Thursday, 28 April 2011

Maccas shenanigans

So yeah, I still work at McDonald's. As Rebecca Black would put it, 'fun, fun, fun'. Now, people don't really give Maccas workers all the credit that is due. It's not a particularly challenging job, but it does take a lot from you. Depending on how many hours you are working, it can be fairly exhausting, and the inane repetition gets old very quickly. So, in order to amuse myself, I have come up with a few little things to do at work.

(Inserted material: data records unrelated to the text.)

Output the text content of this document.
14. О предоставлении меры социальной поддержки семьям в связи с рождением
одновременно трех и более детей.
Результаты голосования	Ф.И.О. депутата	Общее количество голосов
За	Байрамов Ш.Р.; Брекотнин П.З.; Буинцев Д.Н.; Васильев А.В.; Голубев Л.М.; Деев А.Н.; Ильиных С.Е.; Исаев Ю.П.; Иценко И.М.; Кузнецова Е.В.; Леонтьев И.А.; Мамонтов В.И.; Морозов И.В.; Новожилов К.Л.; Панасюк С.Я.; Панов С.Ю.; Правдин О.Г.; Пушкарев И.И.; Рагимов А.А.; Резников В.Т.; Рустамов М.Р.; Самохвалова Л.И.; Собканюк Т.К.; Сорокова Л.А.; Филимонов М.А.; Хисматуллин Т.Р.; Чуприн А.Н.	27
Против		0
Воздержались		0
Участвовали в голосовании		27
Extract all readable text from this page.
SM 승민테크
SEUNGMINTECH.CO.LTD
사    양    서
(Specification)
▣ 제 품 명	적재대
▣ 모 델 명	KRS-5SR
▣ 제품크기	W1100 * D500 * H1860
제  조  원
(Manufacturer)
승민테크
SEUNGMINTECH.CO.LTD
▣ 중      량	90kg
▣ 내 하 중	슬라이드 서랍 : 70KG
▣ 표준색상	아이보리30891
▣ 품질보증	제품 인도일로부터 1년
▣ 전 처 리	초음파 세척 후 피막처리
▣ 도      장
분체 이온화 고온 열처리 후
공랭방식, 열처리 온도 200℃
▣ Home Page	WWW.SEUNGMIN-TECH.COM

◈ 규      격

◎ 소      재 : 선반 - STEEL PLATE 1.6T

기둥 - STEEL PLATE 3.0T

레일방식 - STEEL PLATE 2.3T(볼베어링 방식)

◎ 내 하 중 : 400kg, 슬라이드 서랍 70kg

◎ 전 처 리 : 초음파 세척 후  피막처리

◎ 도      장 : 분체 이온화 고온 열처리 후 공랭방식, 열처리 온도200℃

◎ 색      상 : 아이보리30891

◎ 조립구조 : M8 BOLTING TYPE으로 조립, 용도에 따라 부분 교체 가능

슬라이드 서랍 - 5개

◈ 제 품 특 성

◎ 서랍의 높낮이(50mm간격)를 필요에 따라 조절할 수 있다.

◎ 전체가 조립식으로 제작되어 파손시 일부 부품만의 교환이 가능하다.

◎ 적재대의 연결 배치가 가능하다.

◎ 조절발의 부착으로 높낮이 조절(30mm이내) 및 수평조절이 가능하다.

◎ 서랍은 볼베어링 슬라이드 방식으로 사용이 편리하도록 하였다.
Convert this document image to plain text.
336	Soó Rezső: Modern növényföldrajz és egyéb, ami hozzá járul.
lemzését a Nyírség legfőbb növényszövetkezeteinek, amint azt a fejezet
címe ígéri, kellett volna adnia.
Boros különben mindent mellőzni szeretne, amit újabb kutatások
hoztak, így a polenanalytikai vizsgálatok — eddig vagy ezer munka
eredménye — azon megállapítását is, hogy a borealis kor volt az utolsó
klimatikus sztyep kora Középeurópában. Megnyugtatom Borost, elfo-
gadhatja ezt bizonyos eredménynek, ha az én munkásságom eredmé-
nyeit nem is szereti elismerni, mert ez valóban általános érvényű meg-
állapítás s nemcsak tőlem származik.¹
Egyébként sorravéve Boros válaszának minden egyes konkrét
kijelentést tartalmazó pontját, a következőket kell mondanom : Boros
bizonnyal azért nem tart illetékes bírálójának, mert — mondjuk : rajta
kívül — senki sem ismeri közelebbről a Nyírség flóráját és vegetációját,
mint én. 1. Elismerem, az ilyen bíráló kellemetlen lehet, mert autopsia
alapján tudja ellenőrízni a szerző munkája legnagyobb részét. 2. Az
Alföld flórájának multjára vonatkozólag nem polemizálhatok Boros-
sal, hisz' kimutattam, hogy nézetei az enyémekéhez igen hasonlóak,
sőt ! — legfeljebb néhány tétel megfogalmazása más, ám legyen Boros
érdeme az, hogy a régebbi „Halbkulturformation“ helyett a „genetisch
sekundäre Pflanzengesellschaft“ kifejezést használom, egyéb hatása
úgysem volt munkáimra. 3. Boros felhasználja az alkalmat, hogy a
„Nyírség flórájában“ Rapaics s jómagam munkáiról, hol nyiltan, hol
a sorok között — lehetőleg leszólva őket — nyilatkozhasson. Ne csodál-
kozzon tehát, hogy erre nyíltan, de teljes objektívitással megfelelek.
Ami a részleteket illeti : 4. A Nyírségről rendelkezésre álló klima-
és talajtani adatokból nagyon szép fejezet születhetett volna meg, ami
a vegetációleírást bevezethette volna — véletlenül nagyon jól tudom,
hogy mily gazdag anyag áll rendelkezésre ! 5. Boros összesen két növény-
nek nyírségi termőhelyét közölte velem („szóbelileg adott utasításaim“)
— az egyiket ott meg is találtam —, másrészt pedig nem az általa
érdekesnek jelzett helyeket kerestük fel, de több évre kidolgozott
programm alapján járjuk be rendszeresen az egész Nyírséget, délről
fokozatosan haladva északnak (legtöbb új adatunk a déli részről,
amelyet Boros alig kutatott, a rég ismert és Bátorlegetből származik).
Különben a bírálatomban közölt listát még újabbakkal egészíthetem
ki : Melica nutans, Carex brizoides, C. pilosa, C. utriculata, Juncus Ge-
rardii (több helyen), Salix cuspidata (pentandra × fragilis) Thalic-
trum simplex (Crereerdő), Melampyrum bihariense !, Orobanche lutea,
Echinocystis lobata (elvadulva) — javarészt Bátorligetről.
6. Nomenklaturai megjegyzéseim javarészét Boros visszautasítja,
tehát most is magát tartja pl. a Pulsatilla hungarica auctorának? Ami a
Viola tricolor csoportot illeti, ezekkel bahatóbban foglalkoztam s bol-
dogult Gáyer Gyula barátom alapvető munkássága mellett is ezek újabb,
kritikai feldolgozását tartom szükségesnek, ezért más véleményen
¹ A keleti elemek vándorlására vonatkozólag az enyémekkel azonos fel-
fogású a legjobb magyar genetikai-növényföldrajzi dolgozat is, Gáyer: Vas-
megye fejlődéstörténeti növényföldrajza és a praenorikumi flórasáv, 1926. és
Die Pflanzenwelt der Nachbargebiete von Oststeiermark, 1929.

1. Pointlessly flirt with unassuming co-workers.
New Zealand is a great country, but it suffers from one crucial issue: jailbait. Where I come from, people mostly look their age. A 16 year old looks like a kid, a 19 year old looks twinky, a 25 year old looks ready for business and a 40 year looks just sad. You know, how things are supposed to be. New Zealand people, however, do not apply. I work with a fair amount of 17~19 year olds, and as creepy as it sounds, they're pretty damn hot. So whenever I'm bored (which is fairly often) and one of them is around, I practice my flirting techniques. Nothing too out there (specially cause pretty much all of them are straight), just small things, like giving them a coy smile from across the restaurant, giggling at their stupid jokes or bending to get something from the cupboard and giving them a view of the good china.
Yeah, I'm a perv. Sue me.

2. Guessing what people are gonna order.
That's one I got down to a fine art. People are surprisingly transparent when it comes to their fast-food preferences. For example: kids up to 9~11 years old will always get a Happy Meal; Old people always get either a white coffee or a white tea, and if I don't give them a tray, they will always ask for one; teenagers add mayo to everything; when a family comes to order the father will always ignore my existence and tell his wife what he wants. She then proceeds to tell me he wants a large combo with an extra burger on the side (usually a Filet), her kids will either get Happy Meals or normal combos (with mayo added to the burgers) and she'll get either a wrap or a medium McChicken combo with Diet Coke.
Apart from what I learned from working there for so long, quite usually I'll be serving them and just guess what drink they want before they ask for it. I'm kind of a fast-food psychic.

3. Dance.
A recent one. Whenever I'm working out back making the burgers, if there's nothing to do and no one to talk to, I'll just start getting down and dirty next to the grills. Me and my friend Denim will every now and then have some good 5 minutes of move busting before one of the managers comes to tell us off.

Y'know, as much as I bitch about it, I actually like my job.